“Mais alors,” pensa Alice, “ne serai-je donc jamais plus vieille que je ne le suis maintenant? D’un côté cela aura ses avantages, ne jamais être une vieille femme. Mais alors avoir toujours des leçons à apprendre! Oh, je n’aimerais pas cela du tout.”

“Oh! Alice, petite folle,” se répondit-elle. “Comment pourriez-vous apprendre des leçons ici? Il y a à peine de la place pour vous, et il n’y en a pas du tout pour vos livres de leçons.”

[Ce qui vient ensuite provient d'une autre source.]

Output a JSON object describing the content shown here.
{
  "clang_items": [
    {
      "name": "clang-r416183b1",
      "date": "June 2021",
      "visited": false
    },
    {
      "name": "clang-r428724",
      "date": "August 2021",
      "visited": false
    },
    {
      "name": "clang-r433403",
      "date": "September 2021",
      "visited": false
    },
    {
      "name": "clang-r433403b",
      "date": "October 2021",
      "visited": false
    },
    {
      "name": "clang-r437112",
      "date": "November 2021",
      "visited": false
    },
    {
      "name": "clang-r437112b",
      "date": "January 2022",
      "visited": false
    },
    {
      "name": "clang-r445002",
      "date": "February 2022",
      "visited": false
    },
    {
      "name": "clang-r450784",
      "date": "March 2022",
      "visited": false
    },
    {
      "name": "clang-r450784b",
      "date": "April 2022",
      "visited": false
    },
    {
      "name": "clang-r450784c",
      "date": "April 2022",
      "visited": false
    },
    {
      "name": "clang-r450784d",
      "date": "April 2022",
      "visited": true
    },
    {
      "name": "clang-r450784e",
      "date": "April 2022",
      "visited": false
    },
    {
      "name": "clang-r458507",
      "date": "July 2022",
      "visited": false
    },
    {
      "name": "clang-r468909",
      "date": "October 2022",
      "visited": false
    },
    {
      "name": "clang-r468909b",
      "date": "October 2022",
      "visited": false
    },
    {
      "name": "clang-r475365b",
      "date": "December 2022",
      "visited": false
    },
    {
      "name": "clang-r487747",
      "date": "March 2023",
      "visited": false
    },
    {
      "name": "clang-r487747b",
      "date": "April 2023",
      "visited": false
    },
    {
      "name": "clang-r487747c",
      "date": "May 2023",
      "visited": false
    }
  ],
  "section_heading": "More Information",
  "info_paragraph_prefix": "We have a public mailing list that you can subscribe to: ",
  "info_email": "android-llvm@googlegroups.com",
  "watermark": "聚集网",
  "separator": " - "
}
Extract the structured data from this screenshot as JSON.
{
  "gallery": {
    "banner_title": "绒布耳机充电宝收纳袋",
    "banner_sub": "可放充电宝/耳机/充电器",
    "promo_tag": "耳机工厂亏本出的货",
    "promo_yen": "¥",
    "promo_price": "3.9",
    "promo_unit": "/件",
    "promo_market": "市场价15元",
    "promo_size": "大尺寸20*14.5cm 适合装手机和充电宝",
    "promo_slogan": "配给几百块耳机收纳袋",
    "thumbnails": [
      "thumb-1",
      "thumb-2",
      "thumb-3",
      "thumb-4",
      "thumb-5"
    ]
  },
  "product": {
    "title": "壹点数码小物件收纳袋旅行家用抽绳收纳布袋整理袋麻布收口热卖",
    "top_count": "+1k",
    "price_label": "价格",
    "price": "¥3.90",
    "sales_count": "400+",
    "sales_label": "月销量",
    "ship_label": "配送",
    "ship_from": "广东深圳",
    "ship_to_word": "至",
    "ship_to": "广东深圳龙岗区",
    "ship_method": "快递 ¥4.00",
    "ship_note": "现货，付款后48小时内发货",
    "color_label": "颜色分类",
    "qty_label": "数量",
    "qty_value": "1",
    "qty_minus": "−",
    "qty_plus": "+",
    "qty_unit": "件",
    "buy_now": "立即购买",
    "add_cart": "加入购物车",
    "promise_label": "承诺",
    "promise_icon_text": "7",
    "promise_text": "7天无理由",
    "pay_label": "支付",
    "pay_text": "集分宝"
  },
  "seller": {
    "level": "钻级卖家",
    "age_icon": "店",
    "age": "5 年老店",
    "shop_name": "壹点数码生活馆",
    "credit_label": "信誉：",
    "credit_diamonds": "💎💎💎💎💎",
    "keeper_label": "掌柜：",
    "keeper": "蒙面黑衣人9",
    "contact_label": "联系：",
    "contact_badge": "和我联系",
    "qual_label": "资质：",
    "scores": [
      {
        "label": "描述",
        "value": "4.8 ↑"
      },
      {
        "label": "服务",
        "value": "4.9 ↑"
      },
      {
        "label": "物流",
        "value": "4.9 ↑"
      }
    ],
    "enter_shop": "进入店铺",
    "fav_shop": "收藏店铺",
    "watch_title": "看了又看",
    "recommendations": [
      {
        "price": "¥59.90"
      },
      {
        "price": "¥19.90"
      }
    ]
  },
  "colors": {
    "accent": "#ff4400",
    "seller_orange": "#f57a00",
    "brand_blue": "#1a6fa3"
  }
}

Et elle continua ainsi, faisant tantôt les demandes et tantôt les réponses, et établissant sur ce sujet toute une conversation; mais au bout de quelques instants elle entendit une voix au dehors, et s’arrêta pour écouter.

“Marianne! Marianne!” criait la voix; “allez chercher mes gants bien vite!” Puis Alice entendit des piétinements dans l’escalier. Elle savait que c’était le Lapin qui la cherchait; elle trembla si fort qu’elle en ébranla la maison, oubliant que maintenant elle était mille fois plus grande que le Lapin, et n’avait rien à craindre de lui.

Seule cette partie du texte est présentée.